Aktion gegen „Verschwindenlassen“ in Stuttgart

In Stuttgart hat im Rahmen der internationalen Woche gegen das Verschwindenlassen in Haft eine Kundgebung stattgefunden. Die Aktivist*innen fordern die Aufklärung der in der Türkei und Kurdistan „Verschwundenen“ und die Verurteilung der Verantwortlichen.

Das internationale Komitee gegen Verschwindenlassen in Haft (ICAD – International Committee Against Disappearances) hatte zu einer Protestaktion in der Stuttgarter Innenstadt aufgerufen. An der Kundgebung nahmen Aktivist*innen von Yeni Kadın, ADHK, DIE LINKE, SKB, AGIF und Zusammen Kämpfen teil. Die Aktivist*innen trugen eine Erklärung vor, in der sie am Beispiel von Hasan Ocak Rechenschaft für die in der Türkei „Verschwundenen“ verlangten. Der Kommunist Hasan Ocak war am 21. März 1995 in Istanbul festgenommen und von der Polizei zu Tode gefoltert worden. Anschließend wurde er auf einem anonymen Friedhof begraben. Aufgrund des ausdauernden juristischen und politischen Kampfes der Angehörigen und seiner Genoss*innen wurde seine Leiche am 17. Mai 2020 nach fast 25 Jahren der Familie übergeben. Ocak wurde am 19. Mai unter der Beteiligung Tausender im alevitisch-geprägten Istanbuler Stadtteil Gazi beigesetzt. ICAD bezeichnete dies als Auftakt für eine Fortsetzung der Kampagne. Unter der Parole „Hoch die internationale Solidarität“ wurde die Verurteilung der Verantwortlichen und die Aufklärung des Schicksals der „Verschwundenen“ gefordert.

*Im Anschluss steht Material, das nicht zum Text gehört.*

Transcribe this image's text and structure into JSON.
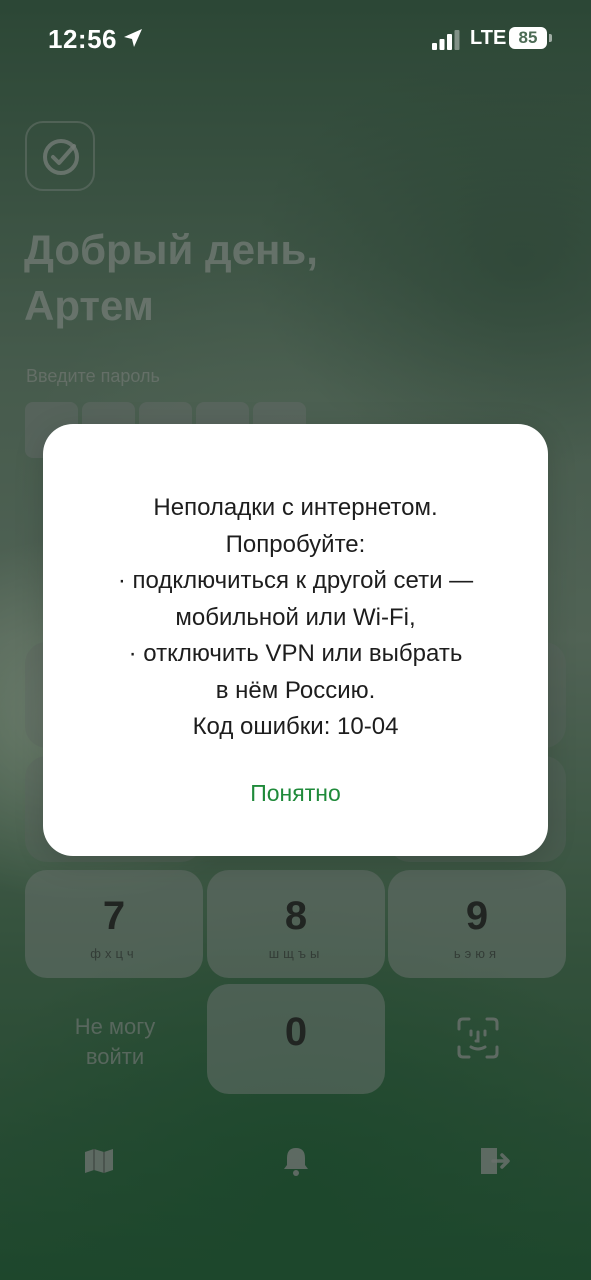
{
  "status_bar": {
    "time": "12:56",
    "network": "LTE",
    "battery": "85"
  },
  "app": {
    "greeting": "Добрый день,\nАртем",
    "password_label": "Введите пароль",
    "keypad": [
      {
        "digit": "7",
        "letters": "фхцч"
      },
      {
        "digit": "8",
        "letters": "шщъы"
      },
      {
        "digit": "9",
        "letters": "ьэюя"
      },
      {
        "digit": "0",
        "letters": ""
      }
    ],
    "cant_login": "Не могу\nвойти",
    "bottom_icons": [
      "map-icon",
      "bell-icon",
      "exit-icon"
    ]
  },
  "dialog": {
    "message": "Неполадки с интернетом.\nПопробуйте:\n· подключиться к другой сети —\nмобильной или Wi-Fi,\n· отключить VPN или выбрать\nв нём Россию.\nКод ошибки: 10-04",
    "ok_label": "Понятно"
  },
  "colors": {
    "accent_green": "#1f8a3a"
  }
}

In den 90er Jahren „verschwanden“ in der Türkei Tausende Menschen in Haft oder wurden vom Geheimdienst verschleppt und ermordet. Ihre Leichen wurden verscharrt oder in Brunnen geworfen. Die Festnahme wurde von den Verantwortlichen dementiert. Auch heute herrscht ein Klima der Straflosigkeit der Täter, so dass Verschleppungen und Bedrohungen weiterhin zur Repertoire der Sicherheitskräfte gehören. Insbesondere seit 2016 hat auch die Anwendung von Folter wieder zugenommen. Die Angehörigen der Verschwundenen fordern Rechenschaft für die staatlichen Morde.